HMEP looks at collaborative working and the issue of sovereignty

Transcript

Narrator: One of the biggest concerns highway authorities have about working collaboratively to introduce far greater efficiencies in highways maintenance is the potential loss of sovereignty as Andrew Smith, Chief Executive of Hampshire County Council explains.

Andrew Smith: For the last 4 or 5 years I worked on construction and capital projects for CLG and realised that local authorities find it difficult to give up sovereignty.

Philip Hoare: One of the challenges of the whole programme is that there is a ‘not invented here’ type syndrome with a number of authorities and a number of client groups. We need to knock down some of those barriers because what we’re after is the most efficient way delivering a service.

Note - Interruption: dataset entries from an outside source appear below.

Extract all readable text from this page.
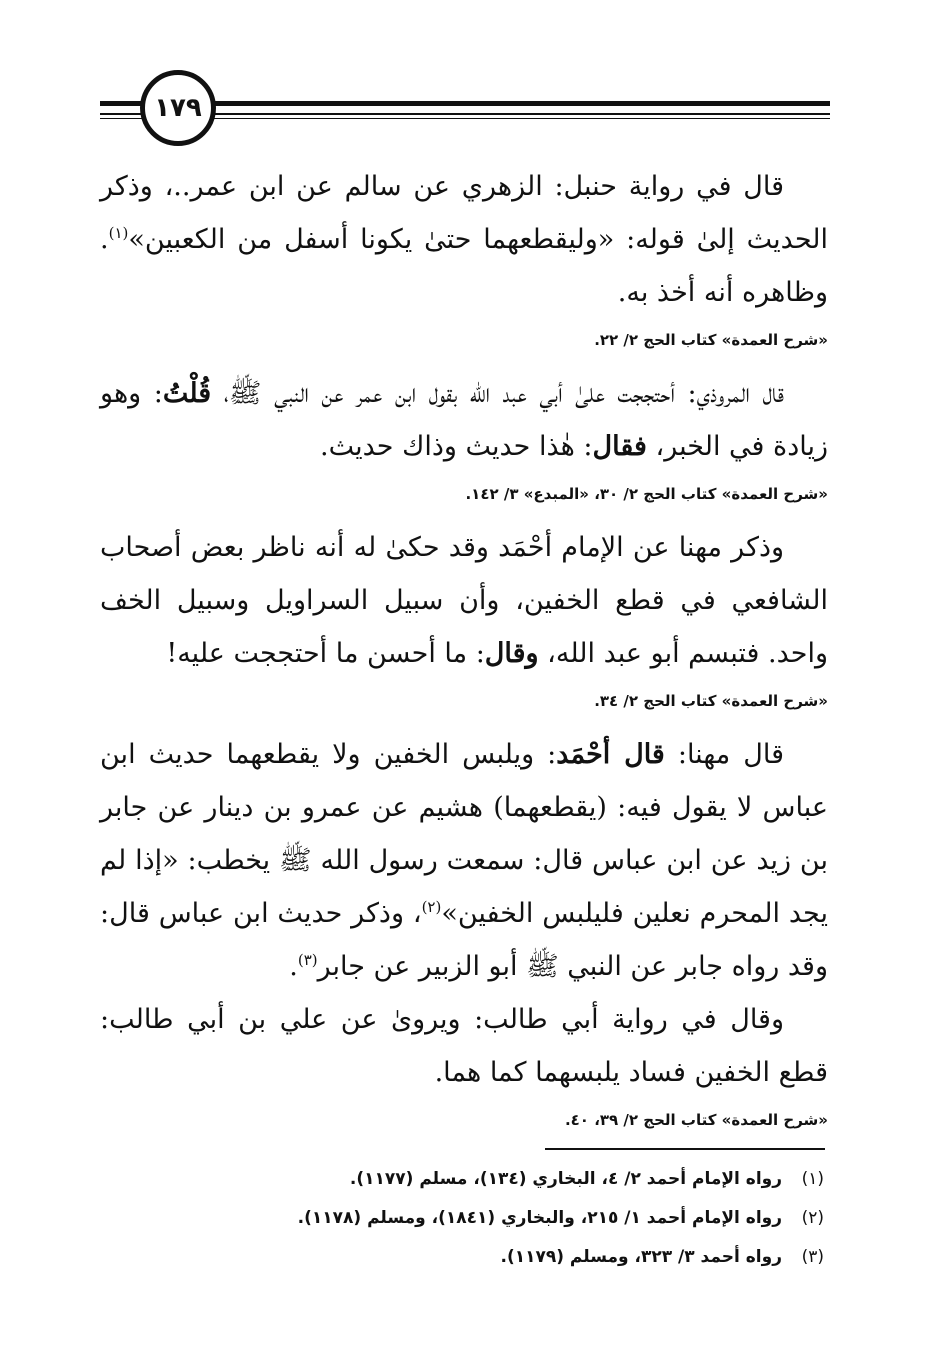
١٧٩

قال في رواية حنبل: الزهري عن سالم عن ابن عمر..، وذكر الحديث إلىٰ قوله: «وليقطعهما حتىٰ يكونا أسفل من الكعبين»$^{(١)}$. وظاهره أنه أخذ به.

«شرح العمدة» كتاب الحج ٢/ ٢٢.

قال المروذي: أحتججت علىٰ أبي عبد الله بقول ابن عمر عن النبي ﷺ، قُلْتُ: وهو زيادة في الخبر، فقال: هٰذا حديث وذاك حديث.

«شرح العمدة» كتاب الحج ٢/ ٣٠، «المبدع» ٣/ ١٤٢.

وذكر مهنا عن الإمام أحْمَد وقد حكىٰ له أنه ناظر بعض أصحاب الشافعي في قطع الخفين، وأن سبيل السراويل وسبيل الخف واحد. فتبسم أبو عبد الله، وقال: ما أحسن ما أحتججت عليه!

«شرح العمدة» كتاب الحج ٢/ ٣٤.

قال مهنا: قال أحْمَد: ويلبس الخفين ولا يقطعهما حديث ابن عباس لا يقول فيه: (يقطعهما) هشيم عن عمرو بن دينار عن جابر بن زيد عن ابن عباس قال: سمعت رسول الله ﷺ يخطب: «إذا لم يجد المحرم نعلين فليلبس الخفين»$^{(٢)}$، وذكر حديث ابن عباس قال: وقد رواه جابر عن النبي ﷺ أبو الزبير عن جابر$^{(٣)}$.

وقال في رواية أبي طالب: ويروىٰ عن علي بن أبي طالب: قطع الخفين فساد يلبسهما كما هما.

«شرح العمدة» كتاب الحج ٢/ ٣٩، ٤٠.

(١)رواه الإمام أحمد ٢/ ٤، البخاري (١٣٤)، مسلم (١١٧٧).
(٢)رواه الإمام أحمد ١/ ٢١٥، والبخاري (١٨٤١)، ومسلم (١١٧٨).
(٣)رواه أحمد ٣/ ٣٢٣، ومسلم (١١٧٩).
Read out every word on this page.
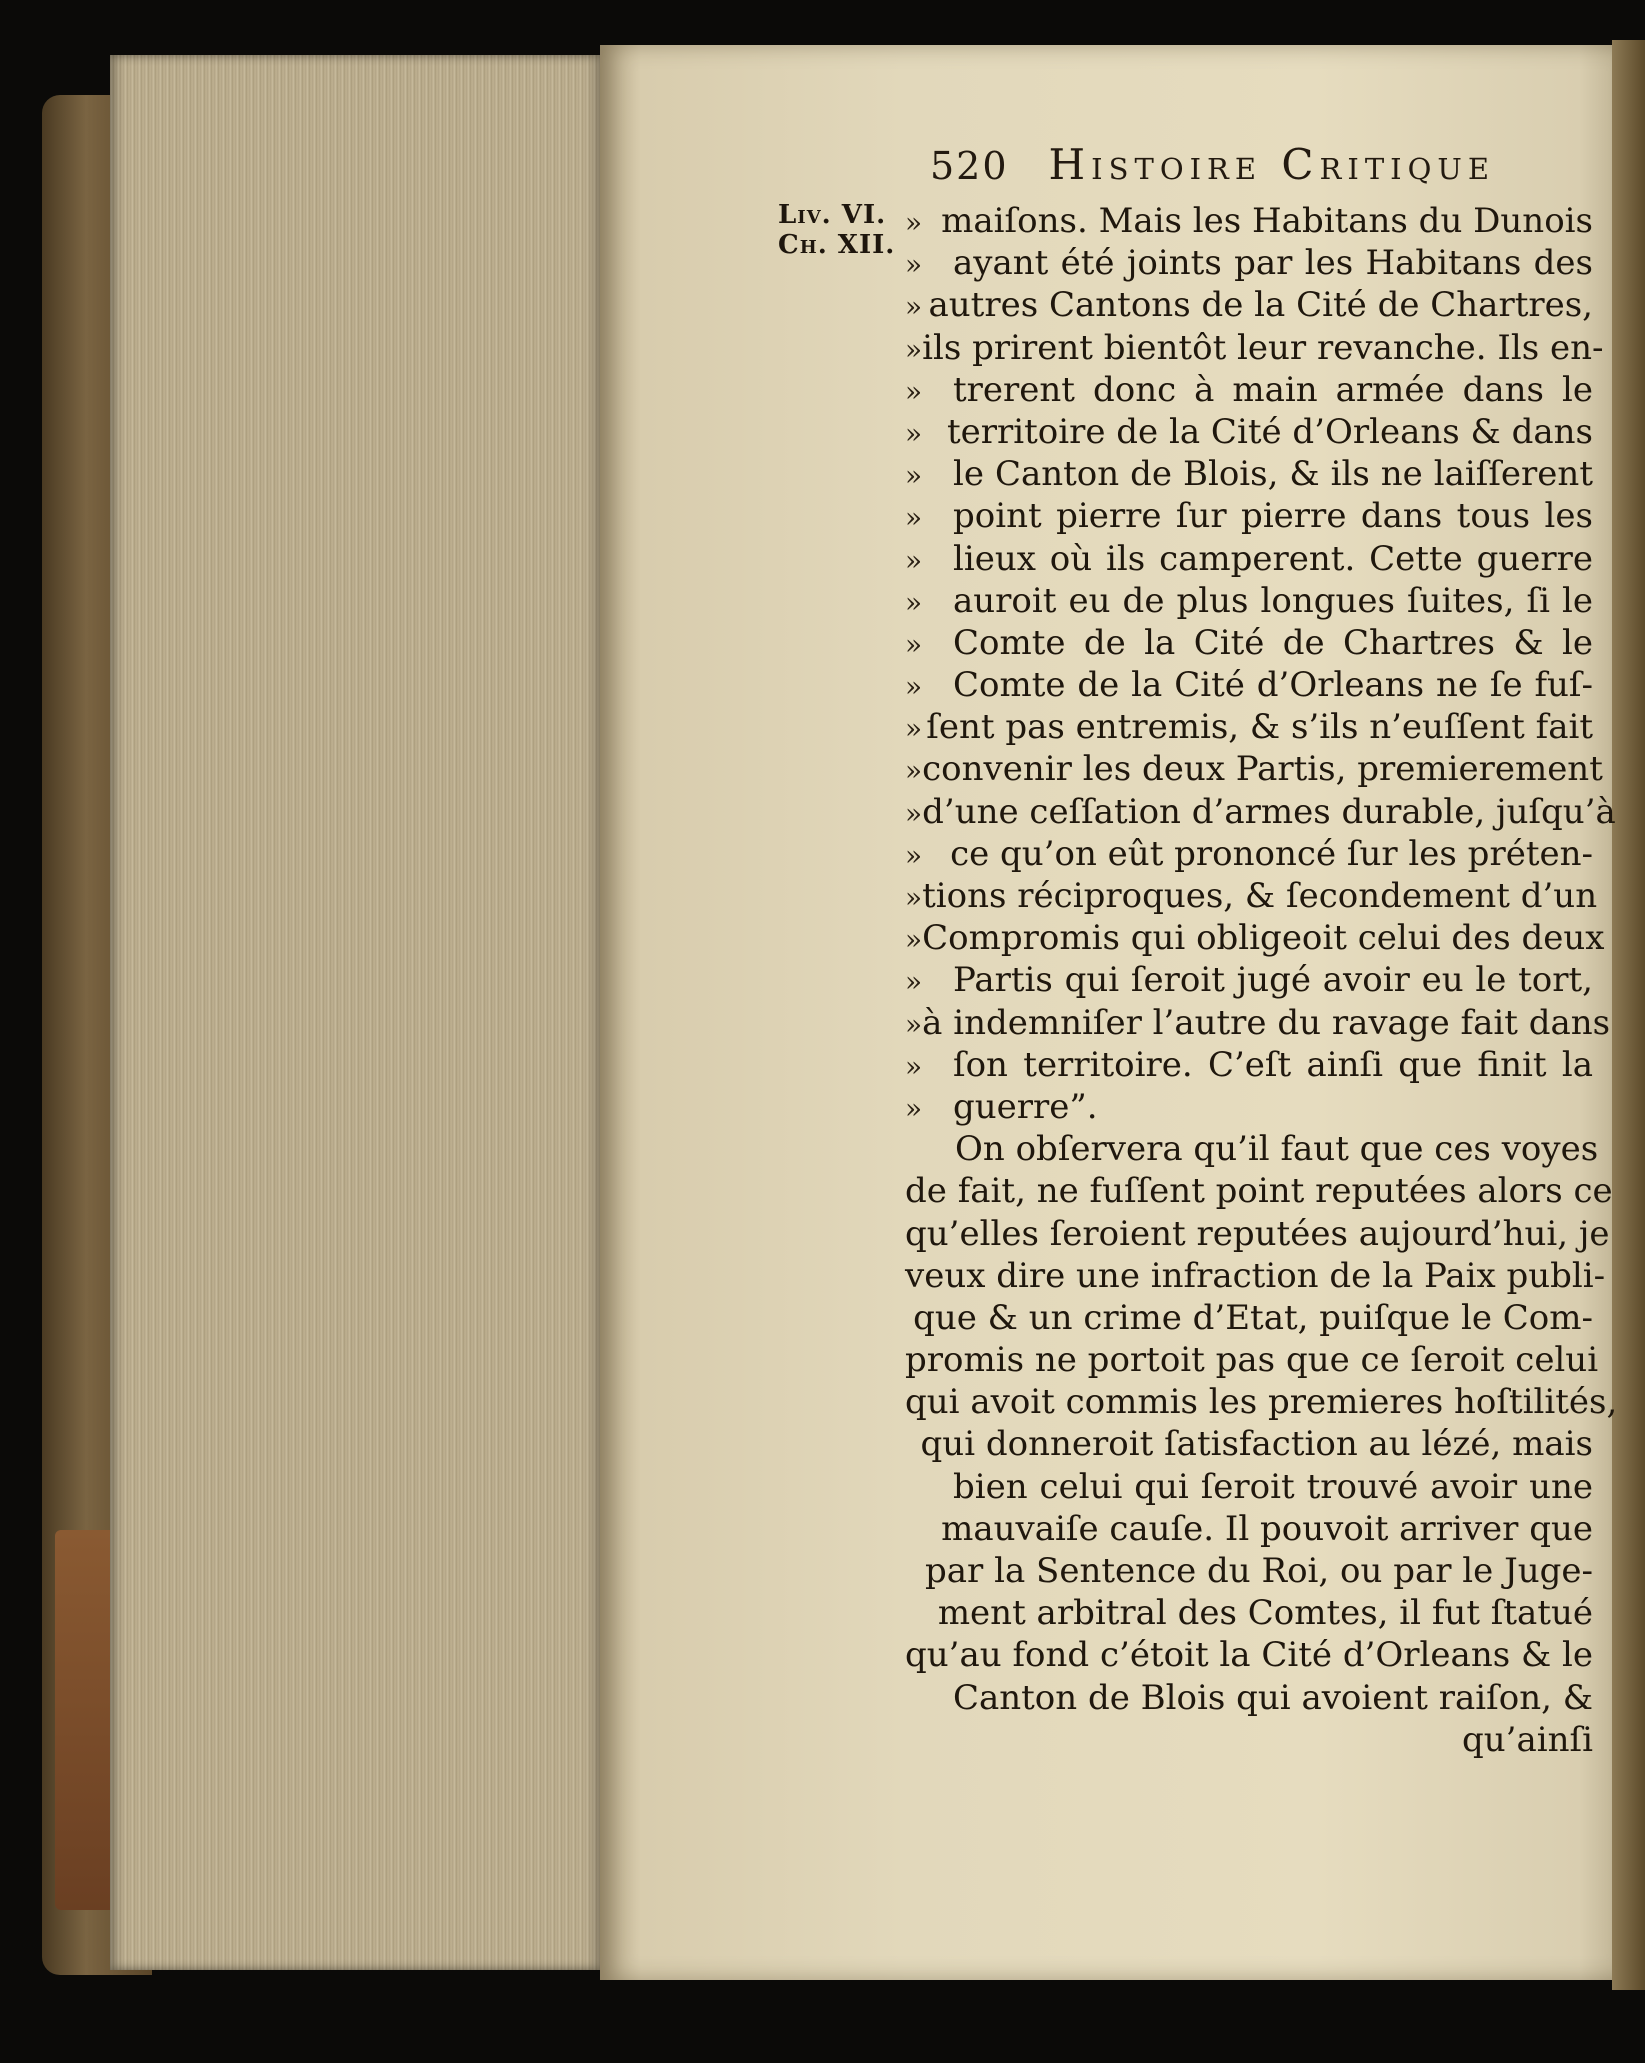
520 Histoire Critique
Liv. VI.
Ch. XII.
» maiſons. Mais les Habitans du Dunois
» ayant été joints par les Habitans des
» autres Cantons de la Cité de Chartres,
» ils prirent bientôt leur revanche. Ils en-
» trerent donc à main armée dans le
» territoire de la Cité d’Orleans & dans
» le Canton de Blois, & ils ne laiſſerent
» point pierre ſur pierre dans tous les
» lieux où ils camperent. Cette guerre
» auroit eu de plus longues ſuites, ſi le
» Comte de la Cité de Chartres & le
» Comte de la Cité d’Orleans ne ſe fuſ-
» ſent pas entremis, & s’ils n’euſſent fait
» convenir les deux Partis, premierement
» d’une ceſſation d’armes durable, juſqu’à
» ce qu’on eût prononcé ſur les préten-
» tions réciproques, & ſecondement d’un
» Compromis qui obligeoit celui des deux
» Partis qui ſeroit jugé avoir eu le tort,
» à indemniſer l’autre du ravage fait dans
» ſon territoire. C’eſt ainſi que finit la
» guerre”.
On obſervera qu’il faut que ces voyes
de fait, ne fuſſent point reputées alors ce
qu’elles ſeroient reputées aujourd’hui, je
veux dire une infraction de la Paix publi-
que & un crime d’Etat, puiſque le Com-
promis ne portoit pas que ce ſeroit celui
qui avoit commis les premieres hoſtilités,
qui donneroit ſatisfaction au lézé, mais
bien celui qui ſeroit trouvé avoir une
mauvaiſe cauſe. Il pouvoit arriver que
par la Sentence du Roi, ou par le Juge-
ment arbitral des Comtes, il fut ſtatué
qu’au fond c’étoit la Cité d’Orleans & le
Canton de Blois qui avoient raiſon, &
qu’ainſi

David Hodge: Sometimes with large schemes like this, people assume you need to create a huge administration burden but what we’ve actually done is by working together on different levels and in different areas of work we’re able to retain sovereignty within the control of SE7. In other words, the decisions we will make in Surrey will be decisions that the administration of Surrey does, likewise in Kent and in Sussex and Hampshire. When they make a decision collectively, they know that’s the decision that suits the residents and their budget aspirations.

Andrew Smith: You still end up making a local decision, but you make it in a framework where you achieve something more for less. Most politicians and most political leaders in my experience will certainly trade a bit of sovereignty for greater efficiencies, but the trick is to make sure the local decisions with politicians that are accountable and that organisations are accountable if that’s left in place. And I think that’s the key to successful collaboration. If you go to market with a billion pound contract you’ll get a very different response to that than if you go to market with a £200 million contract.

David Hodge: The current crisis local government is in is actually starting to make people realise that we cannot operate as silos, we cannot operate as individual councils. We must actually talk with our neighbours, talk with our colleagues, how can we do things differently?

It really was an eye opener on how other councils were prepared to come to the table, shed their sovereign issues and say ‘let’s work together, let’s do what we can and actually make sure what we can for the benefit of residents’.

Philip Hoare: When we first heard about the HMEP programme, one of the first things we did was to compile a list of all the sort of areas where we felt there were examples of best practice working in local authorities or indeed, just specific things around efficiencies - from pothole repairs to the way back office services are delivered - but basically, to look at different examples of efficiency and provide those to the team putting HMEP together. The great thing is being able to capture those areas of best practice, look at what’s working really well, avoiding reinventing the wheel, because the last thing we want to introduce are additional costs.